In order for Mahatma Gandhi to reach his ultimate goal, he had to prove worthy of its rewards. All that Gandhi wanted is for people to begin to respect his ideas and see that his belief truly was just. Gandhi spoke of non-violent resistance as a method to help the opposing side see how they were committing sins. Gandhi used inspirational words to encourage his people. He was motivated to begin fighting for Indian rights after being humiliated, and then he had faith that he could help India achieve independence. He knew that if Indians remained nonviolent and forgave the enemies, they would someday be rewarded.
To show his responsibility and commitment to the fight Gandhi was subject to fasting, abstinence or the use of non-violence as a political tool. Gandhi led many campaigns, organized strikes, and stayed true to him self just to convey a message to the people. Gandhi claimed to be no more that an average man with less than average ability. He did not want any special advantage for what he did. He believed that any man or women could achieve what he had, if he or she would make the same effort and grow the same hope and faith.
Martin Luther King Jr. took the lessons taught by Gandhi to the oppressed of India, and applied them to the oppression of the blacks in America. He also used words of wisdom to encourage his fellow African Americans, to see how deserving they are of equal treatment. King adopted Gandhis method of non-violence, realizing this is the path to freedom. His tactics of protest involved non-violent passive resistance to racial injustice. King was merely a role model whose mission in life was to serve others. His wisdom, words, commitment, deeds, and dreams for a new shine of life made others full of hope. His visions and goals were simple, yet breathtaking.
Some major similarities between the two are that they both speak of G-d in a personal way; they speak of Him as the truth. They both teach others by their own examples, and they both take an active part in politics. Most importantly they both taught us to open our eyes to the truth.
This just shows you that some of the greatest people started out as nothing and developed/changed into leaders of the world.

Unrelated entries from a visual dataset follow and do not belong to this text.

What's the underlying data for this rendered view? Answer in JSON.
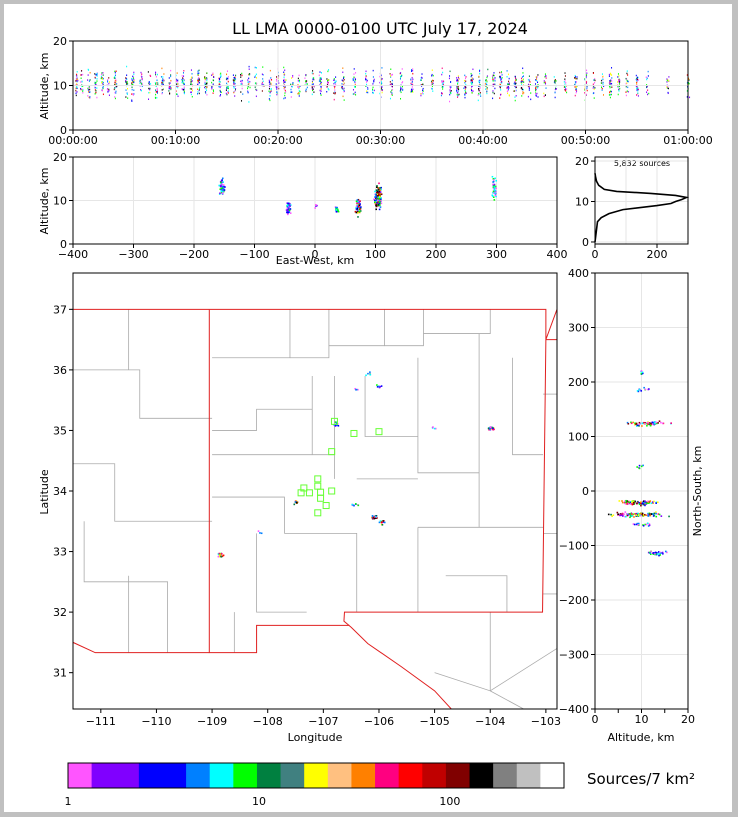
{
  "chart_data": {
    "title": "LL LMA 0000-0100 UTC July 17, 2024",
    "type": "scatter",
    "time_height": {
      "ylabel": "Altitude, km",
      "ylim": [
        0,
        20
      ],
      "yticks": [
        "0",
        "10",
        "20"
      ],
      "xticks": [
        "00:00:00",
        "00:10:00",
        "00:20:00",
        "00:30:00",
        "00:40:00",
        "00:50:00",
        "01:00:00"
      ],
      "xlim_minutes": [
        0,
        60
      ],
      "columns_minutes": [
        0.3,
        0.8,
        1.5,
        2.2,
        2.8,
        3.4,
        4.1,
        5.2,
        5.8,
        6.6,
        7.4,
        8.1,
        8.7,
        9.4,
        10.1,
        10.7,
        11.5,
        12.2,
        12.9,
        13.6,
        14.3,
        15.0,
        15.7,
        16.4,
        17.1,
        17.8,
        18.5,
        19.2,
        19.9,
        20.6,
        21.3,
        22.0,
        22.7,
        23.4,
        24.1,
        24.8,
        25.5,
        26.3,
        27.4,
        28.6,
        29.3,
        30.0,
        31.0,
        32.0,
        33.0,
        34.0,
        35.0,
        36.0,
        36.8,
        37.5,
        38.2,
        38.9,
        39.6,
        40.3,
        41.0,
        41.7,
        42.4,
        43.1,
        43.8,
        44.5,
        45.2,
        46.0,
        47.0,
        48.0,
        49.0,
        50.0,
        50.8,
        51.6,
        52.4,
        53.2,
        54.0,
        55.0,
        56.0,
        58.0,
        60.0
      ]
    },
    "ew_height": {
      "xlabel": "East-West, km",
      "ylabel": "Altitude, km",
      "xlim": [
        -400,
        400
      ],
      "ylim": [
        0,
        20
      ],
      "xticks": [
        "−400",
        "−300",
        "−200",
        "−100",
        "0",
        "100",
        "200",
        "300",
        "400"
      ],
      "yticks": [
        "0",
        "10",
        "20"
      ],
      "clusters": [
        {
          "x": -155,
          "y": 13,
          "spread_x": 6,
          "spread_y": 3,
          "n": 45
        },
        {
          "x": -45,
          "y": 8.5,
          "spread_x": 5,
          "spread_y": 2,
          "n": 40
        },
        {
          "x": 0,
          "y": 9,
          "spread_x": 2,
          "spread_y": 1,
          "n": 8
        },
        {
          "x": 35,
          "y": 8,
          "spread_x": 4,
          "spread_y": 1.2,
          "n": 20
        },
        {
          "x": 70,
          "y": 9,
          "spread_x": 6,
          "spread_y": 3,
          "n": 60
        },
        {
          "x": 103,
          "y": 11,
          "spread_x": 8,
          "spread_y": 3.5,
          "n": 140
        },
        {
          "x": 295,
          "y": 13,
          "spread_x": 5,
          "spread_y": 3.5,
          "n": 45
        }
      ]
    },
    "histogram": {
      "label": "5,832 sources",
      "xlim": [
        0,
        300
      ],
      "ylim": [
        0,
        20
      ],
      "xticks": [
        "0",
        "200"
      ],
      "yticks": [
        "0",
        "10",
        "20"
      ],
      "profile": [
        [
          0,
          0
        ],
        [
          5,
          8
        ],
        [
          6,
          20
        ],
        [
          7,
          45
        ],
        [
          8,
          90
        ],
        [
          9,
          200
        ],
        [
          9.5,
          245
        ],
        [
          10,
          260
        ],
        [
          10.5,
          280
        ],
        [
          11,
          295
        ],
        [
          11.5,
          260
        ],
        [
          12,
          180
        ],
        [
          12.5,
          70
        ],
        [
          13,
          30
        ],
        [
          14,
          12
        ],
        [
          15,
          5
        ],
        [
          16,
          2
        ],
        [
          17,
          0
        ]
      ]
    },
    "plan_view": {
      "xlabel": "Longitude",
      "ylabel": "Latitude",
      "xlim": [
        -111.5,
        -102.8
      ],
      "ylim": [
        30.4,
        37.6
      ],
      "xticks": [
        "−111",
        "−110",
        "−109",
        "−108",
        "−107",
        "−106",
        "−105",
        "−104",
        "−103"
      ],
      "yticks": [
        "31",
        "32",
        "33",
        "34",
        "35",
        "36",
        "37"
      ],
      "clusters": [
        {
          "lon": -108.85,
          "lat": 32.95,
          "n": 18
        },
        {
          "lon": -107.5,
          "lat": 33.82,
          "n": 12
        },
        {
          "lon": -106.45,
          "lat": 33.78,
          "n": 10
        },
        {
          "lon": -106.1,
          "lat": 33.58,
          "n": 30
        },
        {
          "lon": -105.95,
          "lat": 33.5,
          "n": 15
        },
        {
          "lon": -106.8,
          "lat": 35.12,
          "n": 10
        },
        {
          "lon": -106.2,
          "lat": 35.95,
          "n": 6
        },
        {
          "lon": -106.0,
          "lat": 35.75,
          "n": 6
        },
        {
          "lon": -106.45,
          "lat": 35.68,
          "n": 4
        },
        {
          "lon": -104.0,
          "lat": 35.05,
          "n": 25
        },
        {
          "lon": -105.05,
          "lat": 35.05,
          "n": 4
        },
        {
          "lon": -108.15,
          "lat": 33.33,
          "n": 3
        }
      ],
      "stations": [
        [
          -106.8,
          35.15
        ],
        [
          -106.45,
          34.95
        ],
        [
          -106.0,
          34.98
        ],
        [
          -106.85,
          34.65
        ],
        [
          -107.1,
          34.2
        ],
        [
          -107.1,
          34.08
        ],
        [
          -107.35,
          34.05
        ],
        [
          -107.4,
          33.97
        ],
        [
          -107.25,
          33.97
        ],
        [
          -107.05,
          33.98
        ],
        [
          -106.85,
          34.0
        ],
        [
          -107.05,
          33.88
        ],
        [
          -106.95,
          33.76
        ],
        [
          -107.1,
          33.64
        ]
      ]
    },
    "ns_height": {
      "xlabel": "Altitude, km",
      "ylabel": "North-South, km",
      "xlim": [
        0,
        20
      ],
      "ylim": [
        -400,
        400
      ],
      "xticks": [
        "0",
        "5",
        "10",
        "15",
        "20"
      ],
      "yticks": [
        "400",
        "300",
        "200",
        "100",
        "0",
        "−100",
        "−200",
        "−300",
        "−400"
      ],
      "clusters": [
        {
          "y": 220,
          "x": 10,
          "spread_x": 1,
          "n": 6
        },
        {
          "y": 188,
          "x": 10,
          "spread_x": 2,
          "n": 12
        },
        {
          "y": 125,
          "x": 11,
          "spread_x": 6,
          "n": 60
        },
        {
          "y": 48,
          "x": 9.5,
          "spread_x": 1,
          "n": 6
        },
        {
          "y": -20,
          "x": 9,
          "spread_x": 6,
          "n": 110
        },
        {
          "y": -42,
          "x": 9,
          "spread_x": 7,
          "n": 110
        },
        {
          "y": -60,
          "x": 10,
          "spread_x": 3,
          "n": 15
        },
        {
          "y": -112,
          "x": 13,
          "spread_x": 4,
          "n": 35
        }
      ]
    },
    "colorbar": {
      "label": "Sources/7 km²",
      "ticks": [
        "1",
        "10",
        "100"
      ],
      "colors": [
        "#ff55ff",
        "#8000ff",
        "#8000ff",
        "#0000ff",
        "#0000ff",
        "#0080ff",
        "#00ffff",
        "#00ff00",
        "#008040",
        "#408080",
        "#ffff00",
        "#ffc080",
        "#ff8000",
        "#ff0080",
        "#ff0000",
        "#c00000",
        "#800000",
        "#000000",
        "#808080",
        "#c0c0c0",
        "#ffffff"
      ]
    }
  }
}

Although their efforts have brought about tremendous progress, their work is no way complete. My reason for this is that we have still not yet achieved equality among people of all races. Yes, we all ride in the same bus, but equality is still a major issue. I think just to connect this to Tanach and Jewish Law, a great way to do something is to get involved in the community and get people thinking about the issues, because if racism and equality arent even on our minds how can we do anything about them? Even by just thinking about this will make their dreams a reality.

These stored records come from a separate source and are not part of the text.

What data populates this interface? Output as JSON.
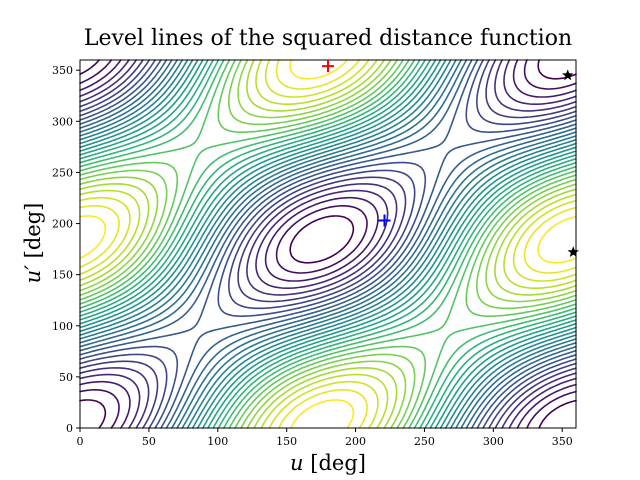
{
  "chart_data": {
    "type": "contour",
    "title": "Level lines of the squared distance function",
    "xlabel": {
      "symbol": "u",
      "unit": " [deg]"
    },
    "ylabel": {
      "symbol": "u′",
      "unit": " [deg]"
    },
    "xlim": [
      0,
      360
    ],
    "ylim": [
      0,
      360
    ],
    "xticks": [
      "0",
      "50",
      "100",
      "150",
      "200",
      "250",
      "300",
      "350"
    ],
    "yticks": [
      "0",
      "50",
      "100",
      "150",
      "200",
      "250",
      "300",
      "350"
    ],
    "colormap": "viridis",
    "grid": false,
    "markers": [
      {
        "name": "red-plus",
        "shape": "plus",
        "color": "#ff0000",
        "x": 180,
        "y": 354
      },
      {
        "name": "blue-plus",
        "shape": "plus",
        "color": "#0000ff",
        "x": 221,
        "y": 203
      },
      {
        "name": "star-upper",
        "shape": "star",
        "color": "#000000",
        "x": 354,
        "y": 345
      },
      {
        "name": "star-lower",
        "shape": "star",
        "color": "#000000",
        "x": 358,
        "y": 172
      }
    ]
  }
}
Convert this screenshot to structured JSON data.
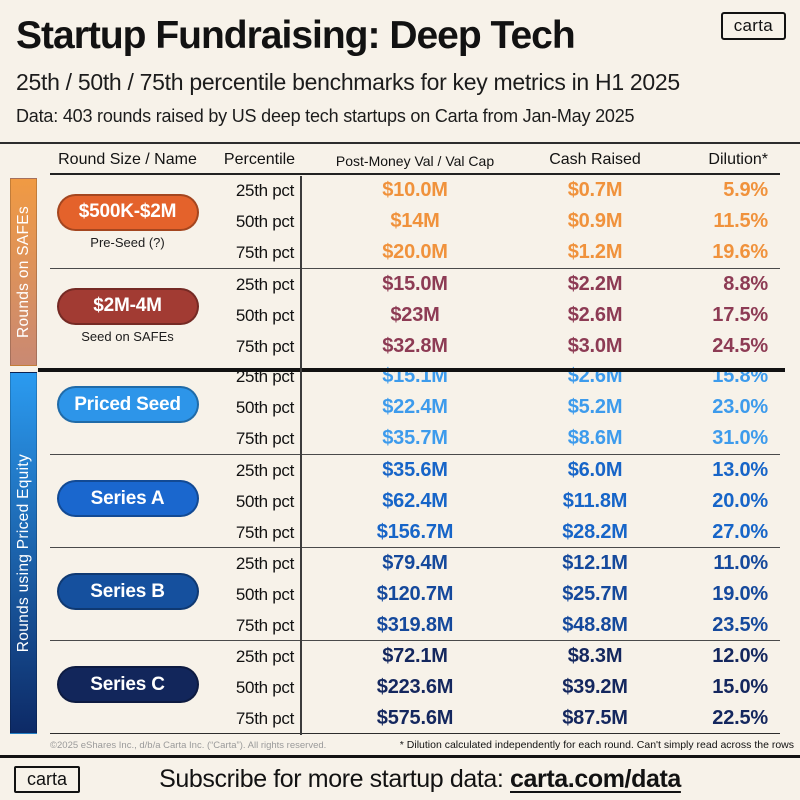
{
  "brand": "carta",
  "header": {
    "title": "Startup Fundraising: Deep Tech",
    "subtitle": "25th / 50th / 75th percentile benchmarks for key metrics in H1 2025",
    "data_note": "Data: 403 rounds raised by US deep tech startups on Carta from Jan-May 2025"
  },
  "colors": {
    "background": "#F7F2E9",
    "text": "#121212"
  },
  "chart_data": {
    "type": "table",
    "columns": [
      "Round Size / Name",
      "Percentile",
      "Post-Money Val / Val Cap",
      "Cash Raised",
      "Dilution*"
    ],
    "side_sections": [
      {
        "label": "Rounds on SAFEs",
        "gradient_top": "#F09A43",
        "gradient_bottom": "#C98973"
      },
      {
        "label": "Rounds using Priced Equity",
        "gradient_top": "#2B9BF0",
        "gradient_bottom": "#0D2A66"
      }
    ],
    "groups": [
      {
        "name": "$500K-$2M",
        "sublabel": "Pre-Seed (?)",
        "section": "Rounds on SAFEs",
        "pill_color": "#E4622B",
        "value_color": "#F0923C",
        "rows": [
          {
            "percentile": "25th pct",
            "post_money": "$10.0M",
            "cash_raised": "$0.7M",
            "dilution": "5.9%"
          },
          {
            "percentile": "50th pct",
            "post_money": "$14M",
            "cash_raised": "$0.9M",
            "dilution": "11.5%"
          },
          {
            "percentile": "75th pct",
            "post_money": "$20.0M",
            "cash_raised": "$1.2M",
            "dilution": "19.6%"
          }
        ]
      },
      {
        "name": "$2M-4M",
        "sublabel": "Seed on SAFEs",
        "section": "Rounds on SAFEs",
        "pill_color": "#A23B33",
        "value_color": "#8D3B54",
        "rows": [
          {
            "percentile": "25th pct",
            "post_money": "$15.0M",
            "cash_raised": "$2.2M",
            "dilution": "8.8%"
          },
          {
            "percentile": "50th pct",
            "post_money": "$23M",
            "cash_raised": "$2.6M",
            "dilution": "17.5%"
          },
          {
            "percentile": "75th pct",
            "post_money": "$32.8M",
            "cash_raised": "$3.0M",
            "dilution": "24.5%"
          }
        ]
      },
      {
        "name": "Priced Seed",
        "sublabel": "",
        "section": "Rounds using Priced Equity",
        "pill_color": "#2D95E9",
        "value_color": "#3D9BEC",
        "rows": [
          {
            "percentile": "25th pct",
            "post_money": "$15.1M",
            "cash_raised": "$2.6M",
            "dilution": "15.8%"
          },
          {
            "percentile": "50th pct",
            "post_money": "$22.4M",
            "cash_raised": "$5.2M",
            "dilution": "23.0%"
          },
          {
            "percentile": "75th pct",
            "post_money": "$35.7M",
            "cash_raised": "$8.6M",
            "dilution": "31.0%"
          }
        ]
      },
      {
        "name": "Series A",
        "sublabel": "",
        "section": "Rounds using Priced Equity",
        "pill_color": "#1A67CE",
        "value_color": "#1765C8",
        "rows": [
          {
            "percentile": "25th pct",
            "post_money": "$35.6M",
            "cash_raised": "$6.0M",
            "dilution": "13.0%"
          },
          {
            "percentile": "50th pct",
            "post_money": "$62.4M",
            "cash_raised": "$11.8M",
            "dilution": "20.0%"
          },
          {
            "percentile": "75th pct",
            "post_money": "$156.7M",
            "cash_raised": "$28.2M",
            "dilution": "27.0%"
          }
        ]
      },
      {
        "name": "Series B",
        "sublabel": "",
        "section": "Rounds using Priced Equity",
        "pill_color": "#15509E",
        "value_color": "#15499C",
        "rows": [
          {
            "percentile": "25th pct",
            "post_money": "$79.4M",
            "cash_raised": "$12.1M",
            "dilution": "11.0%"
          },
          {
            "percentile": "50th pct",
            "post_money": "$120.7M",
            "cash_raised": "$25.7M",
            "dilution": "19.0%"
          },
          {
            "percentile": "75th pct",
            "post_money": "$319.8M",
            "cash_raised": "$48.8M",
            "dilution": "23.5%"
          }
        ]
      },
      {
        "name": "Series C",
        "sublabel": "",
        "section": "Rounds using Priced Equity",
        "pill_color": "#12265B",
        "value_color": "#14275E",
        "rows": [
          {
            "percentile": "25th pct",
            "post_money": "$72.1M",
            "cash_raised": "$8.3M",
            "dilution": "12.0%"
          },
          {
            "percentile": "50th pct",
            "post_money": "$223.6M",
            "cash_raised": "$39.2M",
            "dilution": "15.0%"
          },
          {
            "percentile": "75th pct",
            "post_money": "$575.6M",
            "cash_raised": "$87.5M",
            "dilution": "22.5%"
          }
        ]
      }
    ]
  },
  "footer": {
    "copyright": "©2025 eShares Inc., d/b/a Carta Inc. (“Carta”). All rights reserved.",
    "dilution_note": "* Dilution calculated independently for each round. Can't simply read across the rows"
  },
  "subscribe": {
    "text": "Subscribe for more startup data:",
    "link": "carta.com/data"
  }
}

What is a prophet? Based on Tanach class and the movie, we learn that its a person whose message is always relevant; and they addressed modern situations and current issues. Prophets loved their nation; they were fearless of most things; and they were students of history. Also they were men of prayer, and had personal relationship with political and religious leaders of their day. The more specific things they did are pass on the message of G-d, inform people of wrong doings and set them on the right path, etc.

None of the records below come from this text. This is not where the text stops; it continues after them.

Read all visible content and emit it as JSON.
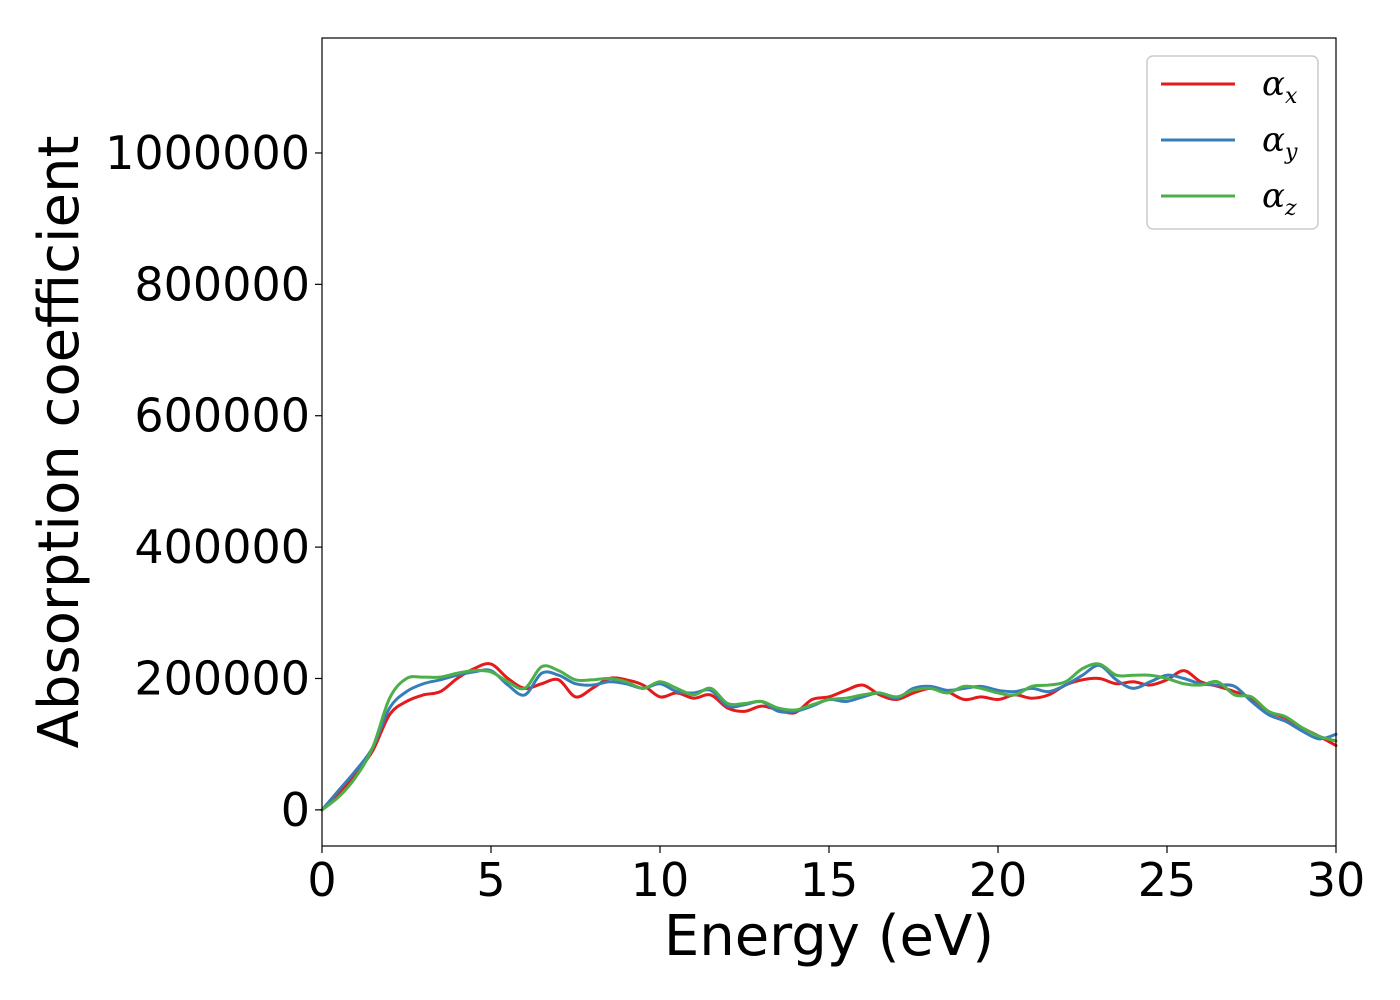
{
  "chart_data": {
    "type": "line",
    "xlabel": "Energy (eV)",
    "ylabel": "Absorption coefficient",
    "xlim": [
      0,
      30
    ],
    "ylim": [
      -55000,
      1175000
    ],
    "xticks": [
      0,
      5,
      10,
      15,
      20,
      25,
      30
    ],
    "yticks": [
      0,
      200000,
      400000,
      600000,
      800000,
      1000000
    ],
    "grid": false,
    "legend_position": "top-right",
    "series": [
      {
        "name": "α_x",
        "symbol": "α",
        "subscript": "x",
        "color": "#e41a1c",
        "x": [
          0,
          0.5,
          1,
          1.5,
          2,
          2.5,
          3,
          3.5,
          4,
          4.5,
          5,
          5.5,
          6,
          6.5,
          7,
          7.5,
          8,
          8.5,
          9,
          9.5,
          10,
          10.5,
          11,
          11.5,
          12,
          12.5,
          13,
          13.5,
          14,
          14.5,
          15,
          15.5,
          16,
          16.5,
          17,
          17.5,
          18,
          18.5,
          19,
          19.5,
          20,
          20.5,
          21,
          21.5,
          22,
          22.5,
          23,
          23.5,
          24,
          24.5,
          25,
          25.5,
          26,
          26.5,
          27,
          27.5,
          28,
          28.5,
          29,
          29.5,
          30
        ],
        "y": [
          0,
          25000,
          55000,
          90000,
          145000,
          165000,
          175000,
          180000,
          200000,
          215000,
          222000,
          200000,
          185000,
          192000,
          198000,
          172000,
          185000,
          200000,
          198000,
          190000,
          172000,
          178000,
          170000,
          175000,
          155000,
          150000,
          158000,
          152000,
          148000,
          168000,
          172000,
          182000,
          190000,
          175000,
          168000,
          178000,
          185000,
          180000,
          168000,
          172000,
          168000,
          175000,
          170000,
          175000,
          190000,
          198000,
          200000,
          192000,
          195000,
          190000,
          198000,
          212000,
          195000,
          188000,
          180000,
          170000,
          150000,
          140000,
          125000,
          112000,
          98000
        ]
      },
      {
        "name": "α_y",
        "symbol": "α",
        "subscript": "y",
        "color": "#377eb8",
        "x": [
          0,
          0.5,
          1,
          1.5,
          2,
          2.5,
          3,
          3.5,
          4,
          4.5,
          5,
          5.5,
          6,
          6.5,
          7,
          7.5,
          8,
          8.5,
          9,
          9.5,
          10,
          10.5,
          11,
          11.5,
          12,
          12.5,
          13,
          13.5,
          14,
          14.5,
          15,
          15.5,
          16,
          16.5,
          17,
          17.5,
          18,
          18.5,
          19,
          19.5,
          20,
          20.5,
          21,
          21.5,
          22,
          22.5,
          23,
          23.5,
          24,
          24.5,
          25,
          25.5,
          26,
          26.5,
          27,
          27.5,
          28,
          28.5,
          29,
          29.5,
          30
        ],
        "y": [
          0,
          30000,
          60000,
          95000,
          155000,
          180000,
          192000,
          198000,
          205000,
          210000,
          212000,
          190000,
          175000,
          208000,
          205000,
          192000,
          190000,
          195000,
          192000,
          185000,
          192000,
          180000,
          178000,
          182000,
          158000,
          160000,
          165000,
          150000,
          150000,
          158000,
          168000,
          165000,
          172000,
          178000,
          170000,
          185000,
          188000,
          182000,
          185000,
          188000,
          182000,
          180000,
          185000,
          180000,
          190000,
          205000,
          220000,
          198000,
          185000,
          195000,
          205000,
          200000,
          192000,
          190000,
          188000,
          165000,
          145000,
          135000,
          120000,
          108000,
          115000
        ]
      },
      {
        "name": "α_z",
        "symbol": "α",
        "subscript": "z",
        "color": "#4daf4a",
        "x": [
          0,
          0.5,
          1,
          1.5,
          2,
          2.5,
          3,
          3.5,
          4,
          4.5,
          5,
          5.5,
          6,
          6.5,
          7,
          7.5,
          8,
          8.5,
          9,
          9.5,
          10,
          10.5,
          11,
          11.5,
          12,
          12.5,
          13,
          13.5,
          14,
          14.5,
          15,
          15.5,
          16,
          16.5,
          17,
          17.5,
          18,
          18.5,
          19,
          19.5,
          20,
          20.5,
          21,
          21.5,
          22,
          22.5,
          23,
          23.5,
          24,
          24.5,
          25,
          25.5,
          26,
          26.5,
          27,
          27.5,
          28,
          28.5,
          29,
          29.5,
          30
        ],
        "y": [
          0,
          20000,
          50000,
          95000,
          170000,
          200000,
          202000,
          202000,
          208000,
          212000,
          210000,
          195000,
          185000,
          218000,
          212000,
          198000,
          198000,
          200000,
          195000,
          185000,
          195000,
          185000,
          175000,
          185000,
          162000,
          162000,
          165000,
          155000,
          152000,
          160000,
          168000,
          170000,
          175000,
          178000,
          172000,
          182000,
          185000,
          178000,
          188000,
          185000,
          178000,
          175000,
          188000,
          190000,
          195000,
          215000,
          222000,
          205000,
          205000,
          205000,
          200000,
          192000,
          190000,
          195000,
          175000,
          172000,
          150000,
          142000,
          125000,
          112000,
          105000
        ]
      }
    ]
  }
}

Taking a look at Amos, he was bold and fearless when called to deal with evils of the day. He was known for his sense of justice and pride. Today I think his message would be that people should love and treat all as equal status.
Now if we compare this general definition of a prophet to MLK Jr. and Gandhi, then yes I do think they fit the role of prophets. Still I dont know if they would be considered modern day prophets. Simply because I dont have a true idea of what I believe about modern day prophets. But it is safe to say that they were the heroes of our generation. We just have to hope they know it!